Try inputting that in your spreadsheet :wink: You will note that if m > f (so if N/3 > f), then the prob. of failure is 0, and all messages are certain to succeed. Only for f ≥ N/3 you get a nonzero probability of failure.

This is why we think this will allow us to drop acks and timeouts - as a failure due to a node being faulty is impossible if f < N/3 (other failures might be possible, like incorrect handling of relaying during a merge or split, but that is a separate topic).

17 Likes

Got me there. Should have had my thinking cap on. And a lot of years since I did probability theory at Uni. Thanks for the correction. I realise now I was also using a single route.

But now I think about it more I have a question. Do the copies of the message follow the same route? That is the the same hop sections? Or do they follow different routes with differing sections?


If the same route

Then if the originating section has 66 nodes then you are sending 22 copies of the message out. and any of the following sections have significantly more nodes (eg 120) then its possible that section has more than 22 bad nodes and at that time the messages stop.


if different routes then all copies hit (mostly) different sections and then its the chance that each route is bad.


Now how does the section send the messages? Does it tell N/3 nodes of the section to send one copy each out?


Its late here and I will digest your maths tomorrow and update my mickey mouse spreadsheet.

11 Likes

Yes, that is the idea. At every hop, every relaying node chooses a neighbour closest to the destination (which should be common to the relaying nodes), and out of that neighbour, it chooses N/3 nodes closest to the destination.

Firstly, the idea is to use the target hop’s size as N. So in this case, each of the 22 nodes from one section would send 40 messages to 40 nodes from the other section.
Second, when node ageing lands, we will only count the elders towards N, and the number of elders is going to be constant. So every section will always have 10 or so elders.

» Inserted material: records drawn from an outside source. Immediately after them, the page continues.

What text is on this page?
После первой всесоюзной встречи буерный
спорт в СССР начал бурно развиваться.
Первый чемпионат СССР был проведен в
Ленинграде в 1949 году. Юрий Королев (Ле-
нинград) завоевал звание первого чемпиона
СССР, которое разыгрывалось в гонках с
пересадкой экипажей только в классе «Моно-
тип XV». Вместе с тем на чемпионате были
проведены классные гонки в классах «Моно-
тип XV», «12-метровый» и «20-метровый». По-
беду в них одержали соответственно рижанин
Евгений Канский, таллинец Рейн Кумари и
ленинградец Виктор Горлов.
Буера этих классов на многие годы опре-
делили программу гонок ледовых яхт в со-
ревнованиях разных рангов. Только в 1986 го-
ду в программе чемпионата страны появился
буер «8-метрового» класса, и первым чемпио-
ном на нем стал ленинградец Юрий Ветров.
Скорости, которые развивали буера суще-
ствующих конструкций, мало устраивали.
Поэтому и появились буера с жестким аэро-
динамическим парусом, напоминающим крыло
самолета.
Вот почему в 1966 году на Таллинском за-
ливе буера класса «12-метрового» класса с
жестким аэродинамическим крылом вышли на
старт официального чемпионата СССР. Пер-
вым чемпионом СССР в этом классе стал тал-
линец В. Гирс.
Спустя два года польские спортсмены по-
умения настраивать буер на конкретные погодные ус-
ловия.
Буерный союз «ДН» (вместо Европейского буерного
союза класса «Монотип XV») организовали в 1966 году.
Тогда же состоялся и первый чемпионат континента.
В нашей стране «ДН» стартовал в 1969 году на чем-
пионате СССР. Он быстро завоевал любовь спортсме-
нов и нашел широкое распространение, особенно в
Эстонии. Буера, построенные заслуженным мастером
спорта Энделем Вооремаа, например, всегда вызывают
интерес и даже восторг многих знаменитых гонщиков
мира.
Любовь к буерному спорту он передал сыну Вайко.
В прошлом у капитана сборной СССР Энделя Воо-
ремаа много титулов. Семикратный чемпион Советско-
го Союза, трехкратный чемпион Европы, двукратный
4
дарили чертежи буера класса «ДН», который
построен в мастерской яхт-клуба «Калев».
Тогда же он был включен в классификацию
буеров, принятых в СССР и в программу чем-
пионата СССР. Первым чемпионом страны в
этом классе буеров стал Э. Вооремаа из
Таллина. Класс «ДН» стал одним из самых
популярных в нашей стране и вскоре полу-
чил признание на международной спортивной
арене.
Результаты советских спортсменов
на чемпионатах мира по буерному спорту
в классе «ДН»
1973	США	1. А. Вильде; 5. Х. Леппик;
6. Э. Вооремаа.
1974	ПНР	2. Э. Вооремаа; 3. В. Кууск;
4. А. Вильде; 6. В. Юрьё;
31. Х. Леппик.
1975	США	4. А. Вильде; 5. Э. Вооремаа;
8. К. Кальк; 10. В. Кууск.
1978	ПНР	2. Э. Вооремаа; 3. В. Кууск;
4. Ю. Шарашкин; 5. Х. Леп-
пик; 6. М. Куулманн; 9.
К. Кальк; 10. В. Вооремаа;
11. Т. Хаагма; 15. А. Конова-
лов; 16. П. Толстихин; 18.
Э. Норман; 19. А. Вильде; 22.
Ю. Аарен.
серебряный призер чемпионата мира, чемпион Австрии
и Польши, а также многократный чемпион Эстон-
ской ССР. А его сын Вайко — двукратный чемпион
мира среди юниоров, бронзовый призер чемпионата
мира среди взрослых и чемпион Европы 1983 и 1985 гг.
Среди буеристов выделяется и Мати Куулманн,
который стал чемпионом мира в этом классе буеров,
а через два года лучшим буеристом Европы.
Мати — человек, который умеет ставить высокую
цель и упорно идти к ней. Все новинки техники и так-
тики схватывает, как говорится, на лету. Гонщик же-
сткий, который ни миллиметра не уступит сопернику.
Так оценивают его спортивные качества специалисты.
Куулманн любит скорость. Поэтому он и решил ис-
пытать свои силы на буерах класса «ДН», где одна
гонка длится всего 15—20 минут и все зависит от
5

It’s N/3 to N/3, so every relaying node from one section sends a message to every relaying node from the other section. This means a quadratic complexity in the number of messages, but with N on the order of 10, it shouldn’t be a problem.

If it was just a single message sent by each of them, it would be almost like routes from before, but in parallel, and they had a much larger probability of failure.

11 Likes

It’s so awesome that @AndreasF is back at it! Everyone @maidsafe is going down in history and are heroes amongst this forum.

14 Likes

Is the message relay beeing implemented simultaneously with node aging, or will it be done one after another?

According to David message relay is already done.

2 Likes

they are changing it- see the update above- section related to routing

1 Like

In my quoted post I asked for finished / unfinished parts in regard to Fleming. But yeah, maybe they changed the plan inbetween.

2 Likes